Won because he made her afraid to live.
So, to “show” him, Tania would usually go ahead with her plans for the evening. Because she was so attractive and so seemingly outgoing, she wound up going out with a great many different men. Never becoming serious about any of them.
She’d laugh, perhaps even have a good time. But she was always split about things. So split internally that she never could fully experience anything that was happening. If she went to bed with a man, if her desire to negate Jeff’s hold on her took her that route, it was only her body that was there. Emotionally, she always slipped away, too afraid of what the consequences of her actions might entail.
And her mental game of Ping-Pong always began here, in the bedroom, as she pondered the sanity of what she was undertaking while she moved hangers about in her closet, trying to pick out something to wear.
Just as she took out a dark blue sheath, she cursed under her breath.
No, damn it, she wasn’t going to keep doing this. Jesse Steele was a nice guy, gave off nice-guy vibes, and it was just dinner, anyway. The man didn’t even know where she lived and as long as she went to a crowded place, she’d be fine. They’d meet, eat, talk and then, for tonight, go their separate ways.

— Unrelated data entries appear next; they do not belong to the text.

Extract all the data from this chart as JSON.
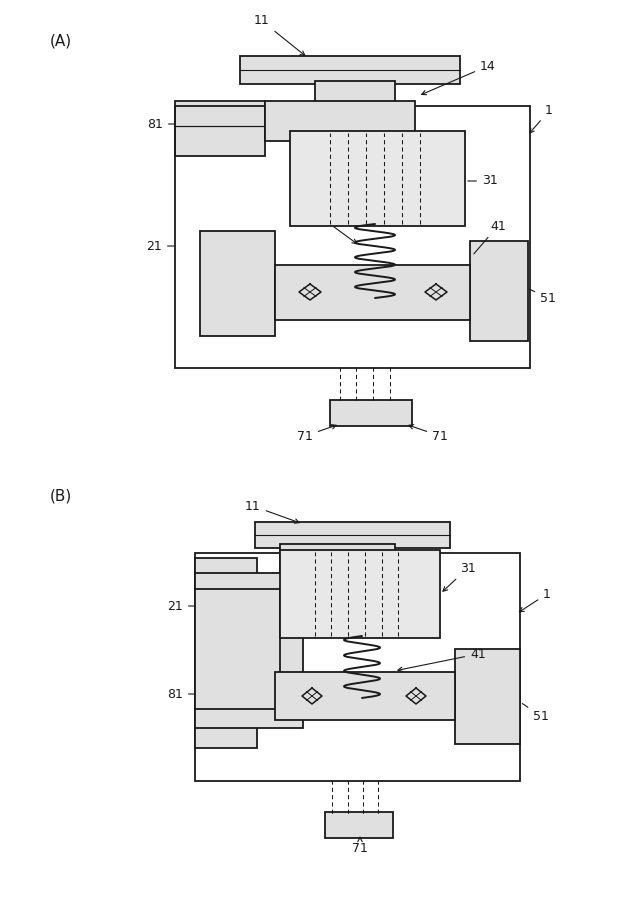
{
  "bg": "#ffffff",
  "lc": "#1a1a1a",
  "lw": 1.3,
  "fig_w": 6.4,
  "fig_h": 9.16,
  "fc_light": "#e8e8e8",
  "fc_none": "none"
}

And then she would think about her options.
Nothing to worry about, she told herself sternly as she slid the zipper up the back of the sheath.
She didn’t set out to like him.
Wasn’t prepared to like him.
Didn’t want to like him.
Liking someone only complicated things. You didn’t have to like the person you were physically attracted to. Liking them got in the way of the sex and, when she came right down to it, that was as far as she ever planned things. To cap off the evening with sex. Sex that would—maybe this time—somehow disintegrate the memory of that other time. That time that had smashed her soul into tiny pieces.
But all that would come—if it came at all—later. She never, ever allowed herself to be coaxed into bed on the first date. She might be lost, but she wasn’t easy. And things were done according to her plans, not anyone else’s. She made the terms, she called the shots. She only allowed the man to think he was the aggressor. He wasn’t. She was. And as the aggressor, she had the right to end it whenever she wished.